Nilay Yiğit Kartaltepe: “Fenerbahçe Her Oyuncunun Hayalidir”

2001 ve 2007 yılları arasında Fenerbahçe formasıyla şampiyonluklar yaşayan ve günümüzde OGM Ormanspor forması giyen kadın milli basketbolcu Nilay Yiğit Kartaltepe, Salon Tribünü ekibinden Aydın Şenyuva’ya kulübümüzde geçirdiği yılları ve ülke basketboluna dair düşüncelerini anlattı.

  • Sevgili Nilay, Salon Tribünü olarak röportaj teklifimizi kabul ettiğin için teşekkür ediyoruz. Basketbola nasıl başladın? Kariyerin nasıl gelişti? Öncelikle bu hikayeden başlayalım.

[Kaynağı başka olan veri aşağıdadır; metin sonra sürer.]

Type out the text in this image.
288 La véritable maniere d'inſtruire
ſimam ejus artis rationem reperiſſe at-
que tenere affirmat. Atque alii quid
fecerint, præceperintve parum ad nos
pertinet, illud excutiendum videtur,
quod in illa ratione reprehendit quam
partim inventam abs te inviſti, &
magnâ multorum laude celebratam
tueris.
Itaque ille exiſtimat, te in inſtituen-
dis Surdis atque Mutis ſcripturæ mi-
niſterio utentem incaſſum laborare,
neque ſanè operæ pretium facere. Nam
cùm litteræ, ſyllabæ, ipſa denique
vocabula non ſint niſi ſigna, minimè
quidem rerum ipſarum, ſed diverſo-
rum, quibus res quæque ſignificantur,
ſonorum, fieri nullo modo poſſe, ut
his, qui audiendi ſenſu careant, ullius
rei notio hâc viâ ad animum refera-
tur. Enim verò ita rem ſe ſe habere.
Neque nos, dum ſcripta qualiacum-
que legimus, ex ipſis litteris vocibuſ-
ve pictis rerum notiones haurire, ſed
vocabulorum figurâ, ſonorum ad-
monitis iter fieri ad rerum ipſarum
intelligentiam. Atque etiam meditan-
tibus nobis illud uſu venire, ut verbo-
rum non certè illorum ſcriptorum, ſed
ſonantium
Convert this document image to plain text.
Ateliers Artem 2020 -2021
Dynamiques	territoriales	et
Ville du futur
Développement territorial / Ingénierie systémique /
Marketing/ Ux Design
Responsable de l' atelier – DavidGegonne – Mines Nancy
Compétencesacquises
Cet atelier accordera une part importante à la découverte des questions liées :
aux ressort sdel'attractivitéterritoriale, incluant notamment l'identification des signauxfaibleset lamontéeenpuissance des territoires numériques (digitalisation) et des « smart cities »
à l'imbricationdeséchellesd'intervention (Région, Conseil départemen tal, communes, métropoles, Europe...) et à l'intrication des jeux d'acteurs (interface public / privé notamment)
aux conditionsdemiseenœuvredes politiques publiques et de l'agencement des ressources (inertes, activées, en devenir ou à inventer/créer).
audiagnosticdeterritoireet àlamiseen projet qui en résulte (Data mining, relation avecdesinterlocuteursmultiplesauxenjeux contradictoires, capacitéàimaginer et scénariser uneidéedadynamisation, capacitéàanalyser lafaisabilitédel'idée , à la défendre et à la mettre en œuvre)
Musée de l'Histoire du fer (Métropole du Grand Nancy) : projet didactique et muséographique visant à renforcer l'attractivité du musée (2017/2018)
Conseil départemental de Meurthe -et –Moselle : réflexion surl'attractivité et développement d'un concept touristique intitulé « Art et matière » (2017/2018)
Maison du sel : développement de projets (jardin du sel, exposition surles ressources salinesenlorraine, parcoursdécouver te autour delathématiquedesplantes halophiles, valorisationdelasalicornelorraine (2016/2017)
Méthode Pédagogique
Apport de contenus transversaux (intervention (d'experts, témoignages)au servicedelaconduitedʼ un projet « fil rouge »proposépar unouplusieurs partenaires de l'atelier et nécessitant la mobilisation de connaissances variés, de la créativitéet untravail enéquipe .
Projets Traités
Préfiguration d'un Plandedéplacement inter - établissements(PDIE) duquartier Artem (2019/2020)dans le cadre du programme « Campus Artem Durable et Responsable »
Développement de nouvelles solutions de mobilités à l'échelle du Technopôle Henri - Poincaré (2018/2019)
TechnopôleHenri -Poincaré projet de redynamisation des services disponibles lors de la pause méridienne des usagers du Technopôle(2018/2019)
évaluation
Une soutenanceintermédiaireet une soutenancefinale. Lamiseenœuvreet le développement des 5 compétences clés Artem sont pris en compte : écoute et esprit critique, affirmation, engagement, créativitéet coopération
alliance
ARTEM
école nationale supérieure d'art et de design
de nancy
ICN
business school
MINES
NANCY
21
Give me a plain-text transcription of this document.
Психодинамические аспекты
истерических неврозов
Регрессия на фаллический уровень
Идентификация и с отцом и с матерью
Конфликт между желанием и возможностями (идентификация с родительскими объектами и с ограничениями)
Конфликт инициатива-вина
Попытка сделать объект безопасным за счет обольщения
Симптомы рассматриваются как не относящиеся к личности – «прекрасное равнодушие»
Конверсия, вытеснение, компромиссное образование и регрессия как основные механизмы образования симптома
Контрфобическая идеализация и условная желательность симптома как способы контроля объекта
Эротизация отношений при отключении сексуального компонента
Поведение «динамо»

Basketbola ilkokul beşinci sınıfta seçmelere katılarak başladım. Hiç annesinden ayrılmayan bir çocuktum, fakat bir gün ya annemle nikaha gidecektim, ya da basketbol seçmelerine katılacaktım. İlk defa annemle bir yere gitmedim ve basketbol seçmelerine katıldım. Basketbol hayatım ilkokul beşinci sınıfta böylece başlamış oldu. Daha sonra ilkokulda antrenörüm Recep Türkoğlu bütün okul takımını toplayıp hepimizi İstanbul Üniversitesi Spor Kulübü’ne götürdü ve basketbol hayatım hem okul hem de kulüp olarak burada devam etti. Bu kulübün altyapısından A takımına kadar bütün takımlarında yer aldım. Sayısız şampiyonluklar yaşadım ve milli takıma kadar yükseldim. Sonrasında bu kulüpten Erdemirspor’a transfer oldum. Kariyerim böyle başladı diyebilirim.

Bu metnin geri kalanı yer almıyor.